Al este de Trevélez, ya sea en vehículo o a pie, se llega a Juviles, un gran centro de producción de seda en tiempos de los moros, y hoy en día un atractivo pueblo a horcajadas en la carretera. En su centro se encuentra una iglesia sin blanquear, con un reloj ligeramente lento.

Los habitantes del pueblo no parecen haber tomado su renovada plaza con sus fuentes ornamentales, farolas y árboles en cajas de ladrillo, y por la noche la gente todavía pasea por la carretera, sabiendo que no habrá tráfico.

Jamones de Juviles

Juviles también toma su parte del negocio de los jamones y un gran edificio atractivo en la carretera principal al salir hacia Ugíjar alberga a Jamones de Juviles S.A., una fábrica de curado de este manjar alpujarreño.

Toque el timbre que se indica en la entrada y será invitado a entrar para degustar sus finos jamones, que se pueden comprar enteros o en cortes más pequeños. El ambientado Bar Fernández en la calle principal hace comidas económicas y para las habitaciones la Pensión Tino, en la misma calle en el extremo oeste del pueblo, tiene en-suites encima de un bar, vistas y una bonita terraza llena de flores.

Bérchules

BÉRCHULES, un pueblo alto de arroyos herbosos y bosques de castaños, se encuentra a sólo 6 km más allá de Juviles, pero apenas se puede imaginar un mayor contraste. Es un gran asentamiento abruptamente demarcado, de tres calles de ancho, en una fuerte pendiente que da a otro cañón.

Para el alojamiento Alojamiento Rural La Tahoma, c/Baja de la Iglesia s/n, que (como el nombre de la calle le indica) se encuentra justo debajo de la iglesia, ofrece apartamentos de excelente valor con cocina, salón y televisión, y es posible pasar una noche.

En la parte alta del pueblo, también se ofrecen apartamentos totalmente equipados (con capacidad para cuatro personas) en El Mirador de Bérchules, Plaza de Zapata 1, con terrazas y vistas, y también tiene un buen restaurante, bar de tapas y piscina.
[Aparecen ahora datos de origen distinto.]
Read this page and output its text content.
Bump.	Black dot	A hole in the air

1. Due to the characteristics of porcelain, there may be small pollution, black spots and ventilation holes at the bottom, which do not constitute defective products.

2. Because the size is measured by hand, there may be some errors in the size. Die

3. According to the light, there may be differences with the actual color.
En la carretera principal de entrada al pueblo desde Juviles, el más lujoso Hotel Bérchules tiene cómodas habitaciones encima de su propio restaurante y también tiene una piscina. Para la comida, además de los lugares mencionados anteriormente, el Bar Vaqueras, en la céntrica Plaza Victoria, hace decentes tapas y raciónes.

Cádiar

CÁDIAR, justo debajo de Bérchules y el pueblo central - o "ombligo" como lo llamó Gerald Brenan - de las Alpujarras, es de hecho un pueblo de mercado bastante monótono cuya vida se centra en su plaza principal, frente a una iglesia de piedra del siglo XVI, donde un colorido mercado de productos tiene lugar los días 3 y 18 de cada mes, a veces incluyendo el ganado.

Por lo demás, no hay mucho más que te retenga aquí, pero para el alojamiento si buscas algo un poco más especial, el apartahotel de lujo Alquería de Morayma, es un cortijo alpujarreño reconvertido situado en 86 acres de terreno agrícola.

Tiene habitaciones y apartamentos rústicos con encanto (casi al mismo precio), muchos de ellos con terrazas, y tiene su propio restaurante (abierto a los visitantes) y ofrece a los huéspedes bicicletas de montaña y paseos a caballo, mientras que también hay un montón de rutas de senderismo.

La granja orgánica propia de Morayma y el viñedo de la finca, cuya bodega está abierta a los visitantes, también abastece al restaurante y proporciona su aceite de oliva virgen y vino embotellado.